If we ssh on the server we can run multiple jobs on the GPU. When creating notebook servers via Kubeflow UI there is an option to select 1,2,3... GPUs. In our case, we select one. However,2 notebook servers can't be up and running concurrently.
Looking further into Kubernetes we see that if one notebook server with GPU is running and we try to start a second one the pod created by the second server is tainted.
Is there a way to configure Kubeflow to allow this kind of behaviour?
P.S. We are using Kubeflow 1.4
Upvotes: 1
Views: 494
Reputation: 3
I have worked with kubernetes (k3s) and GPUs and it was a challenging task to manage pods on a single GPU. After some research I found nvshare.
They state:
"nvshare is a GPU sharing mechanism that allows multiple processes (or containers running on Kubernetes) to securely run on the same physical GPU concurrently, each having the whole GPU memory available."
It worked for me.
Upvotes: 0
Reputation: 9701
Since Kubeflow is using Kubernetes, perhaps the GPU time-slicing can give you more information on this. The document has last been updated this year - 2024, so it's pretty current.

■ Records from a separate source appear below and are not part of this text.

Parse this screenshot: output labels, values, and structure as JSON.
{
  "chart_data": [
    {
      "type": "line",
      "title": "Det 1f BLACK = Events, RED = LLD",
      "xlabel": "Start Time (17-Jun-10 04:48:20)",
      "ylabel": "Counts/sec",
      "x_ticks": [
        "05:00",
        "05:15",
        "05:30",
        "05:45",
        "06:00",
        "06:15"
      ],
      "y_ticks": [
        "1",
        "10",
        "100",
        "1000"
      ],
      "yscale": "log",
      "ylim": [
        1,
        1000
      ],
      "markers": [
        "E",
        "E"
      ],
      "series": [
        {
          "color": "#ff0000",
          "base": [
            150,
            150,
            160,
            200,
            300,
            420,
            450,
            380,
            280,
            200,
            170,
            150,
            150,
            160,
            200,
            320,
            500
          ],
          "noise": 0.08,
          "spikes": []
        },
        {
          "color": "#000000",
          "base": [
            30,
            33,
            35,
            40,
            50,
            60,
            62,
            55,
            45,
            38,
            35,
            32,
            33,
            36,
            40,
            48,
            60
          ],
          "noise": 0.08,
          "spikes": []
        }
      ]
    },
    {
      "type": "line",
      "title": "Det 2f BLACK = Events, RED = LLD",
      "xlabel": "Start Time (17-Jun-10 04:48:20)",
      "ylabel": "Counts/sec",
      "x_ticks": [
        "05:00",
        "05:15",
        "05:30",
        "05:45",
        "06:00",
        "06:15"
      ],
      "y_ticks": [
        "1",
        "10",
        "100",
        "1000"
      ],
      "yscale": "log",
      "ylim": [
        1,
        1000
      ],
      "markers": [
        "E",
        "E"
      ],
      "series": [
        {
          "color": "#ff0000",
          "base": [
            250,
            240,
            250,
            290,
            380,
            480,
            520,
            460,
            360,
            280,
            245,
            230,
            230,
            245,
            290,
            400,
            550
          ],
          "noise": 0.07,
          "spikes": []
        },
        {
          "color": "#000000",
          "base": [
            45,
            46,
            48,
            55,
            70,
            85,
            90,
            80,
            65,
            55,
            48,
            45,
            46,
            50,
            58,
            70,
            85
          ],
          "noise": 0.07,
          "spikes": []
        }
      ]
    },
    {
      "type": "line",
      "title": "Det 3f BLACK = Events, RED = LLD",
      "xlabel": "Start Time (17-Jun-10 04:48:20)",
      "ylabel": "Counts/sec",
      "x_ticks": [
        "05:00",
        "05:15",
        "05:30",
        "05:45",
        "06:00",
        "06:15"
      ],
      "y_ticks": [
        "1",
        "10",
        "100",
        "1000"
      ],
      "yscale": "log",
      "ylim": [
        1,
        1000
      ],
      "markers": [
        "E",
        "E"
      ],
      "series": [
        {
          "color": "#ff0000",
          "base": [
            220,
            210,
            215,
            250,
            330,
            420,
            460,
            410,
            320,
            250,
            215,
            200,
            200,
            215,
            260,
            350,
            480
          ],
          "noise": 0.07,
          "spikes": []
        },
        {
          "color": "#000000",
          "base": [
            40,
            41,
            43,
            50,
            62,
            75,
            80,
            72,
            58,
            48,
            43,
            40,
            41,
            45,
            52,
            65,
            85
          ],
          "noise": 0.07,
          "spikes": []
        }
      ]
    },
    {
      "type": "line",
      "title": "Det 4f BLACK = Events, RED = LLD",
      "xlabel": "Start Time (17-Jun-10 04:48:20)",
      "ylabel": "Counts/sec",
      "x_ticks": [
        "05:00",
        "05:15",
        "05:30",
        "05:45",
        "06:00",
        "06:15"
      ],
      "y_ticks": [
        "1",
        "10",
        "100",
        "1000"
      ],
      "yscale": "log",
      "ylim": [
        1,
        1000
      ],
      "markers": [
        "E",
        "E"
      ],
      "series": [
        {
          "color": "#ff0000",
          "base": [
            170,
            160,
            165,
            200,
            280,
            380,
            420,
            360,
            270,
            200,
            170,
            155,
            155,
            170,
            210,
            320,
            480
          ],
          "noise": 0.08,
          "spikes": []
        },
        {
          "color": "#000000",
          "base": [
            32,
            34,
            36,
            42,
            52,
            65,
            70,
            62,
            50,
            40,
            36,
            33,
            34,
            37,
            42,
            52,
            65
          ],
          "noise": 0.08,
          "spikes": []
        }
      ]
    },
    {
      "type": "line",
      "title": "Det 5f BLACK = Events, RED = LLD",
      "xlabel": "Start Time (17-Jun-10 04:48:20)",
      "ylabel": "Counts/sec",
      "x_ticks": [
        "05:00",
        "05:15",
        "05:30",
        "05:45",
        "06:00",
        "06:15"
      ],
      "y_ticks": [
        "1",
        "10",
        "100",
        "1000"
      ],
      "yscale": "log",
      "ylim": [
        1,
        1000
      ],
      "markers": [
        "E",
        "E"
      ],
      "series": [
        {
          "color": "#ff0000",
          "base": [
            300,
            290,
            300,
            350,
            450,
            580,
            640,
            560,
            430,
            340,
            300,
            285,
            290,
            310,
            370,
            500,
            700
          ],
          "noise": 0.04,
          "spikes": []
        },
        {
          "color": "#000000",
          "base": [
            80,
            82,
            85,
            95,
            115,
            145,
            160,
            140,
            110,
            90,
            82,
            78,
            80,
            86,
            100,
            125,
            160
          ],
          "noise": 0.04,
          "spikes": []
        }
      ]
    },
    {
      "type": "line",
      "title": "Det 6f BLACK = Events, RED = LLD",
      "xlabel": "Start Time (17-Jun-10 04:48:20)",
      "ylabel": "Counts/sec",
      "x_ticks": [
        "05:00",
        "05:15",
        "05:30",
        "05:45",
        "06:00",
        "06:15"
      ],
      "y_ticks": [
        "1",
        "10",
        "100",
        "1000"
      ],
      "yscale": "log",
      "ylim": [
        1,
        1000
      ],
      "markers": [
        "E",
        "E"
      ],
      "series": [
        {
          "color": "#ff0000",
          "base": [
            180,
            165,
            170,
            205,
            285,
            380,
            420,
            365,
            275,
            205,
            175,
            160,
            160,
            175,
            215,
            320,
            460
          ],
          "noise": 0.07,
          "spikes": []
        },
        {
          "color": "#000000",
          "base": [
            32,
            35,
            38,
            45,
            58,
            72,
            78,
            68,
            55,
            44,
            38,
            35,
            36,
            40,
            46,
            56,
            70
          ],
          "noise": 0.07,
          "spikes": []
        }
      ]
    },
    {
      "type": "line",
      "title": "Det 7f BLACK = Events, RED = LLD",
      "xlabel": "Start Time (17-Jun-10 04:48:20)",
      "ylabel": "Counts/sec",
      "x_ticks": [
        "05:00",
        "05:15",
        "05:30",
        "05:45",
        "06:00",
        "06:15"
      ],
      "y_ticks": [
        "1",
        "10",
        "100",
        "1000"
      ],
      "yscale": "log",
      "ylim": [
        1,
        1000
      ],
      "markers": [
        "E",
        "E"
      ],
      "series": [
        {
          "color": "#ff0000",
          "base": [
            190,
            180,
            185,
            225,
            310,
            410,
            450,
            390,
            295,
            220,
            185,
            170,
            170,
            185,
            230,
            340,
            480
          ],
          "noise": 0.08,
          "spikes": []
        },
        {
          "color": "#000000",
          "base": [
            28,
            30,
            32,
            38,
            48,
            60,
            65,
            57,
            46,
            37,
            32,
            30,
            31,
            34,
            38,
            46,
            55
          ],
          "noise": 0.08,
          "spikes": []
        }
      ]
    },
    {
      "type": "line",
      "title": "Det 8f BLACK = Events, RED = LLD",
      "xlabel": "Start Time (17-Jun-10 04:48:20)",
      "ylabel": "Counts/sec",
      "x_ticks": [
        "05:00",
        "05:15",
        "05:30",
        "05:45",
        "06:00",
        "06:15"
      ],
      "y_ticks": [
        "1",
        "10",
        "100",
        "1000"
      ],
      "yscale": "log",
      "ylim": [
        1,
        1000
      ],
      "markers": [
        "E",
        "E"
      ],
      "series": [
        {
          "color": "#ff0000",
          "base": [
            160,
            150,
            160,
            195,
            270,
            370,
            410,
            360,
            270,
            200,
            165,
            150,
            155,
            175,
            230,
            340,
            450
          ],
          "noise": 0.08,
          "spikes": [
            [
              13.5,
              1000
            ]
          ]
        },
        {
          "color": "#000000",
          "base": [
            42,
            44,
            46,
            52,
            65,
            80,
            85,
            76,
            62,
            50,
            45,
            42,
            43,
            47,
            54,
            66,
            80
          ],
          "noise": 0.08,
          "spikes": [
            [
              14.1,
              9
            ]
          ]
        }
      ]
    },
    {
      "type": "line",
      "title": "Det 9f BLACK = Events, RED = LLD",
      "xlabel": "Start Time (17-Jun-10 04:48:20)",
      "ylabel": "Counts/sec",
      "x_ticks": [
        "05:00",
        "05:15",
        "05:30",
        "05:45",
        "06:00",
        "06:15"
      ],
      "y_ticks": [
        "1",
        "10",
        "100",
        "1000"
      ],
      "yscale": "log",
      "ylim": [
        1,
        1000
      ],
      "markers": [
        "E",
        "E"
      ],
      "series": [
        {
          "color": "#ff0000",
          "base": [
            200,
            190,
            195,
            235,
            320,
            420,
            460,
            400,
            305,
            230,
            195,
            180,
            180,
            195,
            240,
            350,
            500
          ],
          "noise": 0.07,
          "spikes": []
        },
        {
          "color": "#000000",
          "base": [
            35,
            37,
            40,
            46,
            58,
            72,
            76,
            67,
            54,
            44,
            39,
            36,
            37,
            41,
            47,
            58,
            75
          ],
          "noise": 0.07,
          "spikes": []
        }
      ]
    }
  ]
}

What this technology (plugin for Kubernetes) does is basically interleaving requests for a GPU's resources. It's not literally concurrently but then again neither is what happens on most OSs where you have just a few cores yet hundreds if not thousands of processes that run "simultaneously". So just like in the more common case, here your pods also may have to wait for X amount of time to get to the GPU but at least they are queued.
An older blog post shows a possible way to split the GPUs memory in order to provide it to multiple pods.
Alternatively you can check out multi-instancing although that one is reserved for the latest gens of AI accelerators (e.g. A100, H100 and A30) but its worth at least a read.
Upvotes: 0